Les dispositions dont la révision est demandée demeureront en vigueur jusqu’à l’entrée en vigueur de l’avenant de révision et seraient maintenues dans l’hypothèse où les négociations d’un nouveau texte n’aboutiraient pas.
L’avenant portant révision sera négocié dans les mêmes formes que la conclusion du présent avenant.
Cet avenant de révision devra faire l’objet des formalités de dépôt et de publicité prévues à l'article 9.
Les dispositions de l’avenant portant révision se substitueront de plein droit à celles du présent texte qu’elles modifient et seront opposables aux signataires du présent accord, ainsi qu’aux bénéficiaires de cet accord, soit à la date qui aura été expressément convenue dans l’avenant, soit, à défaut, à partir du jour qui suivra son dépôt légal.
ARTICLE 8 - DÉNONCIATION
Le présent avenant, conclu pour une durée indéterminée, pourra être dénoncé à tout moment par l’une ou l’autre des Parties, sous réserve de respecter un préavis de trois mois.
La dénonciation doit être notifiée par lettre recommandée avec accusé de réception par son auteur aux autres Parties signataires, à la DREETS de la Haute Vienne ainsi qu’au greffe du Conseil de prud’hommes de Limoges.
ARTICLE 9 - DÉPÔT ET PUBLICITÉ
Le présent avenant est établi en deux exemplaires papier, paraphés, datés et signés par les parties.

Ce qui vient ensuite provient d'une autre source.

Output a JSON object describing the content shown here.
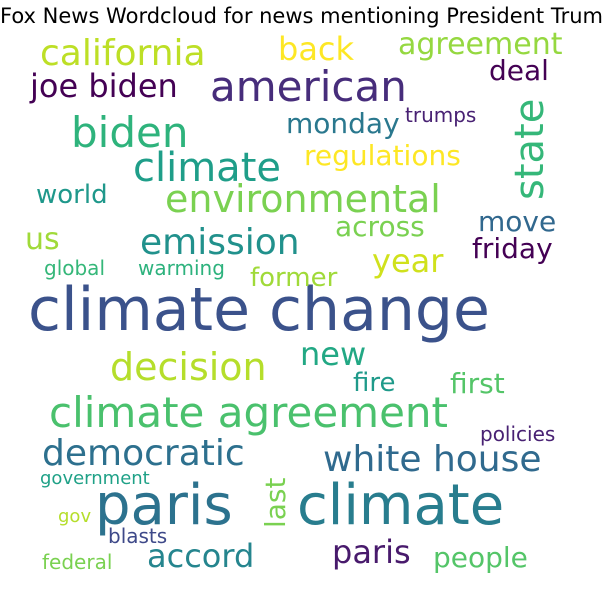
{
  "title": "Fox News Wordcloud for news mentioning President Trump",
  "words": [
    {
      "text": "climate change",
      "color": "#3b528b"
    },
    {
      "text": "paris",
      "color": "#2c728e"
    },
    {
      "text": "climate",
      "color": "#287d8e"
    },
    {
      "text": "climate agreement",
      "color": "#4ac16d"
    },
    {
      "text": "biden",
      "color": "#2eb37c"
    },
    {
      "text": "american",
      "color": "#472d7b"
    },
    {
      "text": "climate",
      "color": "#1f9e89"
    },
    {
      "text": "environmental",
      "color": "#7ad151"
    },
    {
      "text": "emission",
      "color": "#21918c"
    },
    {
      "text": "decision",
      "color": "#b5de2b"
    },
    {
      "text": "california",
      "color": "#bddf26"
    },
    {
      "text": "joe biden",
      "color": "#440154"
    },
    {
      "text": "state",
      "color": "#35b779"
    },
    {
      "text": "white house",
      "color": "#306a8e"
    },
    {
      "text": "democratic",
      "color": "#2d708e"
    },
    {
      "text": "accord",
      "color": "#25858e"
    },
    {
      "text": "paris",
      "color": "#481a6c"
    },
    {
      "text": "agreement",
      "color": "#95d840"
    },
    {
      "text": "back",
      "color": "#fde725"
    },
    {
      "text": "deal",
      "color": "#440154"
    },
    {
      "text": "monday",
      "color": "#2a788e"
    },
    {
      "text": "trumps",
      "color": "#482173"
    },
    {
      "text": "regulations",
      "color": "#fde725"
    },
    {
      "text": "world",
      "color": "#1f988b"
    },
    {
      "text": "across",
      "color": "#7ad151"
    },
    {
      "text": "move",
      "color": "#31688e"
    },
    {
      "text": "friday",
      "color": "#440154"
    },
    {
      "text": "us",
      "color": "#a0da39"
    },
    {
      "text": "year",
      "color": "#d0e11c"
    },
    {
      "text": "global",
      "color": "#35b779"
    },
    {
      "text": "warming",
      "color": "#2db27d"
    },
    {
      "text": "former",
      "color": "#a0da39"
    },
    {
      "text": "new",
      "color": "#22a884"
    },
    {
      "text": "fire",
      "color": "#1f9a8a"
    },
    {
      "text": "first",
      "color": "#54c568"
    },
    {
      "text": "policies",
      "color": "#482173"
    },
    {
      "text": "government",
      "color": "#1fa187"
    },
    {
      "text": "last",
      "color": "#7ad151"
    },
    {
      "text": "gov",
      "color": "#b5de2b"
    },
    {
      "text": "blasts",
      "color": "#3e4989"
    },
    {
      "text": "federal",
      "color": "#7ad151"
    },
    {
      "text": "people",
      "color": "#54c568"
    }
  ]
}
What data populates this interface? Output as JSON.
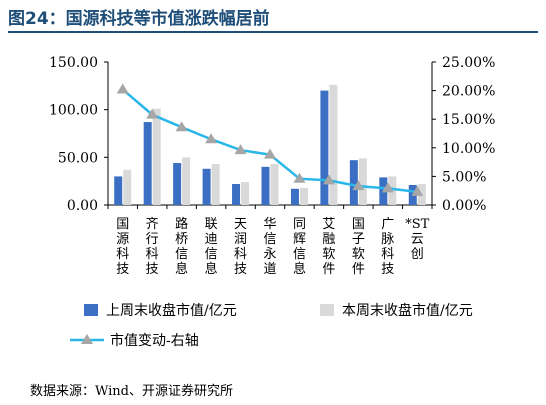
{
  "header": {
    "title": "图24：国源科技等市值涨跌幅居前"
  },
  "footer": {
    "source": "数据来源：Wind、开源证券研究所"
  },
  "colors": {
    "series_last": "#3a6fc4",
    "series_this": "#d9d9d9",
    "line": "#29b6e8",
    "marker": "#a6a6a6"
  },
  "chart_data": {
    "type": "bar",
    "title": "",
    "categories": [
      "国源科技",
      "齐行科技",
      "路桥信息",
      "联迪信息",
      "天润科技",
      "华信永道",
      "同辉信息",
      "艾融软件",
      "国子软件",
      "广脉科技",
      "*ST云创"
    ],
    "series": [
      {
        "name": "上周末收盘市值/亿元",
        "type": "bar",
        "axis": "left",
        "values": [
          30,
          87,
          44,
          38,
          22,
          40,
          17,
          120,
          47,
          29,
          21
        ]
      },
      {
        "name": "本周末收盘市值/亿元",
        "type": "bar",
        "axis": "left",
        "values": [
          37,
          101,
          50,
          43,
          24,
          43,
          18,
          126,
          49,
          30,
          22
        ]
      },
      {
        "name": "市值变动-右轴",
        "type": "line",
        "axis": "right",
        "values": [
          20.2,
          15.8,
          13.6,
          11.5,
          9.6,
          8.8,
          4.6,
          4.3,
          3.3,
          2.9,
          2.3
        ]
      }
    ],
    "y_left": {
      "ylim": [
        0,
        150
      ],
      "ticks": [
        0,
        50,
        100,
        150
      ],
      "tick_labels": [
        "0.00",
        "50.00",
        "100.00",
        "150.00"
      ]
    },
    "y_right": {
      "ylim": [
        0,
        25
      ],
      "ticks": [
        0,
        5,
        10,
        15,
        20,
        25
      ],
      "tick_labels": [
        "0.00%",
        "5.00%",
        "10.00%",
        "15.00%",
        "20.00%",
        "25.00%"
      ]
    },
    "legend": {
      "placement": "bottom"
    },
    "grid": false
  }
}
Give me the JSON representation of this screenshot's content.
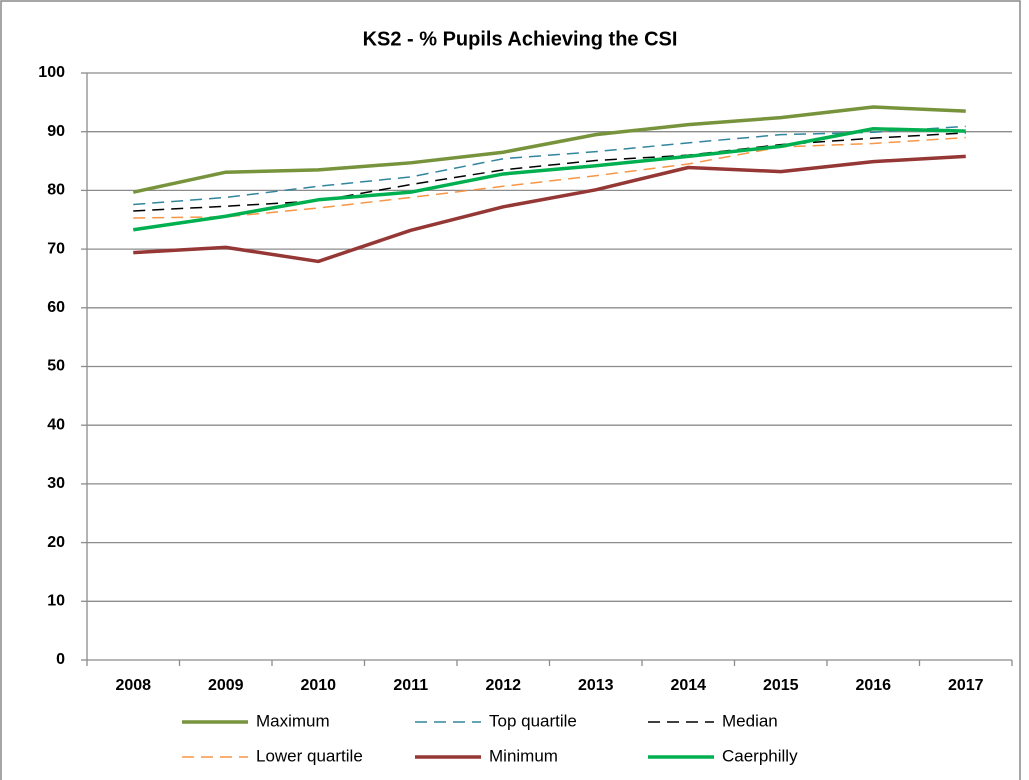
{
  "chart_data": {
    "type": "line",
    "title": "KS2 - % Pupils Achieving the CSI",
    "categories": [
      "2008",
      "2009",
      "2010",
      "2011",
      "2012",
      "2013",
      "2014",
      "2015",
      "2016",
      "2017"
    ],
    "series": [
      {
        "name": "Maximum",
        "color": "#77933c",
        "dashed": false,
        "values": [
          79.7,
          83.1,
          83.5,
          84.7,
          86.5,
          89.5,
          91.2,
          92.4,
          94.2,
          93.5
        ]
      },
      {
        "name": "Top quartile",
        "color": "#31859c",
        "dashed": true,
        "values": [
          77.6,
          78.8,
          80.7,
          82.3,
          85.4,
          86.6,
          88.1,
          89.5,
          89.9,
          90.9
        ]
      },
      {
        "name": "Median",
        "color": "#000000",
        "dashed": true,
        "values": [
          76.5,
          77.3,
          78.2,
          81.0,
          83.5,
          85.1,
          86.0,
          87.8,
          88.9,
          89.8
        ]
      },
      {
        "name": "Lower quartile",
        "color": "#f79646",
        "dashed": true,
        "values": [
          75.3,
          75.5,
          77.0,
          78.8,
          80.7,
          82.5,
          84.5,
          87.4,
          88.0,
          89.0
        ]
      },
      {
        "name": "Minimum",
        "color": "#953735",
        "dashed": false,
        "values": [
          69.4,
          70.3,
          67.9,
          73.2,
          77.2,
          80.1,
          83.9,
          83.2,
          84.9,
          85.8
        ]
      },
      {
        "name": "Caerphilly",
        "color": "#00b050",
        "dashed": false,
        "values": [
          73.3,
          75.6,
          78.4,
          79.7,
          82.8,
          84.2,
          85.8,
          87.5,
          90.5,
          90.1
        ]
      }
    ],
    "ylim": [
      0,
      100
    ],
    "yticks": [
      0,
      10,
      20,
      30,
      40,
      50,
      60,
      70,
      80,
      90,
      100
    ],
    "grid": true,
    "legend": "bottom"
  }
}
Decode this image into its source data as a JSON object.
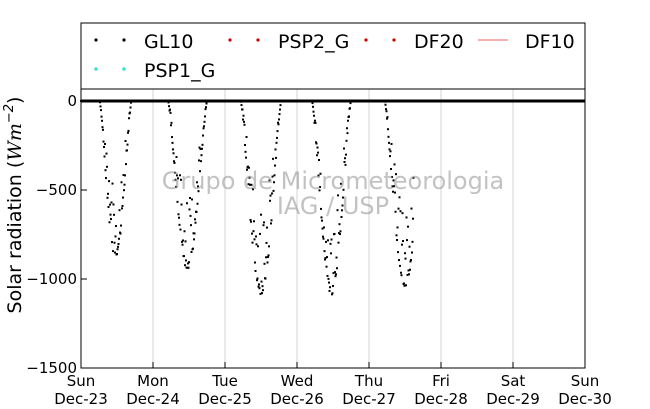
{
  "chart_data": {
    "type": "scatter",
    "title": "",
    "xlabel": "",
    "ylabel": "Solar radiation (W m^-2)",
    "ylabel_parts": {
      "main": "Solar radiation (",
      "unit": "Wm",
      "exp": "−2",
      "close": ")"
    },
    "ylim": [
      -1500,
      0
    ],
    "yticks": [
      0,
      -500,
      -1000,
      -1500
    ],
    "ytick_labels": [
      "0",
      "−500",
      "−1000",
      "−1500"
    ],
    "xlim": [
      0,
      7
    ],
    "xticks": [
      0,
      1,
      2,
      3,
      4,
      5,
      6,
      7
    ],
    "xtick_labels": [
      [
        "Sun",
        "Dec-23"
      ],
      [
        "Mon",
        "Dec-24"
      ],
      [
        "Tue",
        "Dec-25"
      ],
      [
        "Wed",
        "Dec-26"
      ],
      [
        "Thu",
        "Dec-27"
      ],
      [
        "Fri",
        "Dec-28"
      ],
      [
        "Sat",
        "Dec-29"
      ],
      [
        "Sun",
        "Dec-30"
      ]
    ],
    "grid": true,
    "legend_placement": "top",
    "watermark": [
      "Grupo de Micrometeorologia",
      "IAG / USP"
    ],
    "series": [
      {
        "name": "GL10",
        "color": "#000000",
        "days": [
          {
            "center": 0.48,
            "half_width": 0.22,
            "peak": -880
          },
          {
            "center": 1.48,
            "half_width": 0.27,
            "peak": -950
          },
          {
            "center": 2.5,
            "half_width": 0.28,
            "peak": -1100
          },
          {
            "center": 3.48,
            "half_width": 0.27,
            "peak": -1090
          },
          {
            "center": 4.5,
            "half_width": 0.28,
            "peak": -1050
          }
        ],
        "data_end_x": 4.62
      },
      {
        "name": "PSP2_G",
        "color": "#cc0000",
        "values": []
      },
      {
        "name": "DF20",
        "color": "#cc0000",
        "values": []
      },
      {
        "name": "DF10",
        "color": "#f08080",
        "values": []
      },
      {
        "name": "PSP1_G",
        "color": "#40e0d0",
        "values": []
      }
    ]
  },
  "legend": {
    "items": [
      {
        "label": "GL10",
        "marker": "dots",
        "color": "#000000"
      },
      {
        "label": "PSP2_G",
        "marker": "dots",
        "color": "#cc0000"
      },
      {
        "label": "DF20",
        "marker": "dots",
        "color": "#cc0000"
      },
      {
        "label": "DF10",
        "marker": "line",
        "color": "#f08080"
      },
      {
        "label": "PSP1_G",
        "marker": "dots",
        "color": "#40e0d0"
      }
    ]
  }
}
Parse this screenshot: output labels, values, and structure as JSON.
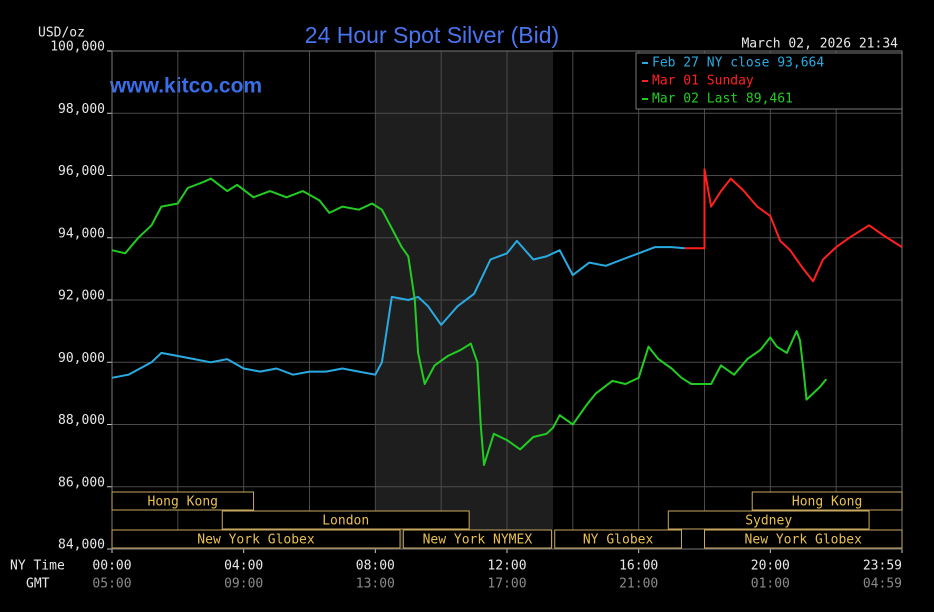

Il sera déposé, par la partie la plus diligente :
Auprès de la DREETS sur le site www.teleaccords.travail-emploi.gouv.fr. Les parties déclarent n’avoir aucune disposition de l’accord à occulter avant son dépôt ;
Par envoi au secrétariat-greffe du Conseil de Prud’hommes de Limoges d’une copie en version papier, paraphée, datée et signée par chacune des parties.
Il sera communiqué aux représentants du personnel, ainsi qu’aux salariés par voie d’affichage sur les emplacements réservés à cet effet.